Wan Changlin, Dang Pengtao, Zhao Tong, Zang Yong, Zhang Chi, Cao Sha
Indiana University, Indianapolis, Indiana, United States.
Purdue University, West Lafayette, Indiana, United States.
Proc Mach Learn Res. 2022 Aug;180:2035-2044.
Boolean matrix factorization (BMF) is a combinatorial problem arising from a wide range of applications including recommendation system, collaborative filtering, and dimensionality reduction. Currently, the noise model of existing BMF methods is often assumed to be homoscedastic; however, in real world data scenarios, the deviations of observed data from their true values are almost surely diverse due to stochastic noises, making each data point not equally suitable for fitting a model. In this case, it is not ideal to treat all data points as equally distributed. Motivated by such observations, we introduce a probabilistic BMF model that recognizes the object- and feature-wise bias distribution respectively, called bias aware BMF (BABF). To the best of our knowledge, BABF is the first approach for Boolean decomposition with consideration of the feature-wise and object-wise bias in binary data. We conducted experiments on datasets with different levels of background noise, bias level, and sizes of the signal patterns, to test the effectiveness of our method in various scenarios. We demonstrated that our model outperforms the state-of-the-art factorization methods in both accuracy and efficiency in recovering the original datasets, and the inferred bias level is highly significantly correlated with true existing bias in both simulated and real world datasets.

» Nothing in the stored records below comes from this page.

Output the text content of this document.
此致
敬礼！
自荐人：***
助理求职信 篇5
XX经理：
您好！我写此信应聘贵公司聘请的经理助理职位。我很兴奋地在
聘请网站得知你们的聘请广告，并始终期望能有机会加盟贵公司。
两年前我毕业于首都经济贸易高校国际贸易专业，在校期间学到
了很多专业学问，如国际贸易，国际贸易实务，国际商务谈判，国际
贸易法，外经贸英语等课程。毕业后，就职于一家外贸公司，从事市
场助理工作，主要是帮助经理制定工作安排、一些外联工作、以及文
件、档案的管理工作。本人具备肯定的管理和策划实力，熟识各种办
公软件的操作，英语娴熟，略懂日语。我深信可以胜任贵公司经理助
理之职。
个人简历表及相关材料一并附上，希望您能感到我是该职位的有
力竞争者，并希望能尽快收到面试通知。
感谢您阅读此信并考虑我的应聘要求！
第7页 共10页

布尔矩阵分解(BMF)是一个组合问题,它源于包括推荐系统、协同过滤和降维在内的广泛应用。目前,现有的BMF方法的噪声模型通常被假定为同方差的;然而,在现实世界的数据场景中,由于随机噪声,观测数据与其真实值之间的偏差几乎肯定是不同的,这使得每个数据点并不都同样适合于拟合模型。在这种情况下,将所有数据点视为均匀分布并不理想。受这些观察结果的启发,我们引入了一种概率BMF模型,该模型分别识别对象和特征方面的偏差分布,称为偏差感知BMF(BABF)。据我们所知,BABF是第一种在二元数据中考虑特征和对象偏差的布尔分解方法。我们在具有不同背景噪声水平、偏差水平和信号模式大小的数据集上进行了实验,以测试我们的方法在各种场景下的有效性。我们证明,在恢复原始数据集方面,我们的模型在准确性和效率上均优于当前最先进的分解方法,并且在模拟和现实世界数据集中,推断出的偏差水平与实际存在的偏差高度显著相关。